Monday, February 25, 2008

Vision check

I recently searched out an article that a friend of mine recommended a while back. I have so many books and articles that I want to read, and not nearly the time to read them. Now and then God calls one specifically to mind, and I obviously needed my vision focused in this regard.

Overall schooling has gone very well this year. The kids are learning so much, soaking up the core subjects and extra topics that we read and study about each day. I have a schedule that seems to work well for us to get everything done, most days anyway. Yet, despite that I have seen more impatience in myself at those interruptions that come each day, often multiple times throughout the day, and usually at the hands of my youngest one. This article carried exactly the vision check up that I needed. Diane Hopkins, a homeschooling mother of 7, knows the ups and downs of homeschooling well. Her heart for her kids and insight into a mother’s heart really challenged me. She talks of the realization one day as she struggled through similar interruptions that, “The baby IS the lesson!”

Just as Diane mentions, I have often tried to plan activities to keep my younger ones busy so they didn’t interrupt the others’ school time. Unwittingly, I taught that babies and toddlers interrupted learning, rather than that they should join us in the learning process. Here is where her words clearly and concisely refocused my vision, “How to be a Christlike person is the most valuable lesson a child could ever learn! The lesson is learned moment by moment; watching a parent being patient, handling frustration with kindness, pressing on for the goal in spite of numerous interruptions, valuing each child's needs regardless of inconvenience.” Our children observe us all day each day and see how we truly live, our actions and reactions. I need to remember one of my primary objectives in homeschooling: raising disciples of Jesus Christ. This can only be accomplished as I submit to His plan, and exhibit the fruits of the Spirit in each situation.

God has placed me in this home, with these children. When one of them has a need outside of the academic arena, that is my responsibility. He placed me as caretaker over these little ones and although the math, science, reading, and language must be taught and learned, I have missed the mark if I don’t capitalize on those opportunities to show the value of human life, teach honesty, and model dependence on God’s strength and character.

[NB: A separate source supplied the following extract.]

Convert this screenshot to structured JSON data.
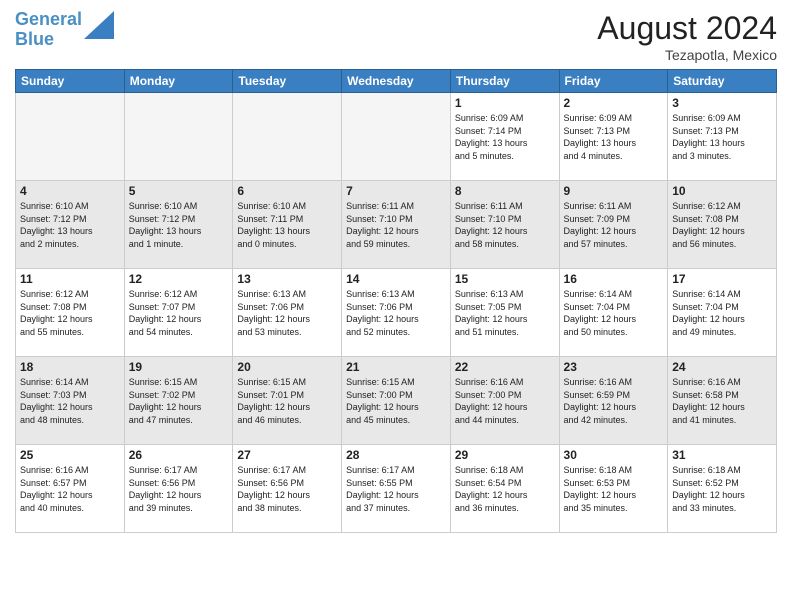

Especially in these early, preschool years, I need to focus on character development and obedience training. The older kids do a great job modeling, but I need to remember it was by God’s grace (mostly) and my diligence in training them before we even thought about academics. My younger ones need that as well. God gives us enough time each day to accomplish everything that He wants us to with it. So, while I may think of them as interruptions, I need to truly recognize them as God leading me a different way for the moment. He has a different plan for my schedule at times and I need to be sensitive to His leading and set the example of obedience and character growth.

Each day I want to look back and see time well spent, decisions made in submission to His Spirit and not my flesh, relationships built with each one of my children (which means different things to each one), and interruptions capitalized on. I cannot think of homeschooling as just my ‘day-job.’ It begins as soon as the first child awakes, and ends with the last good-night kiss and the benefits I seek are eternal.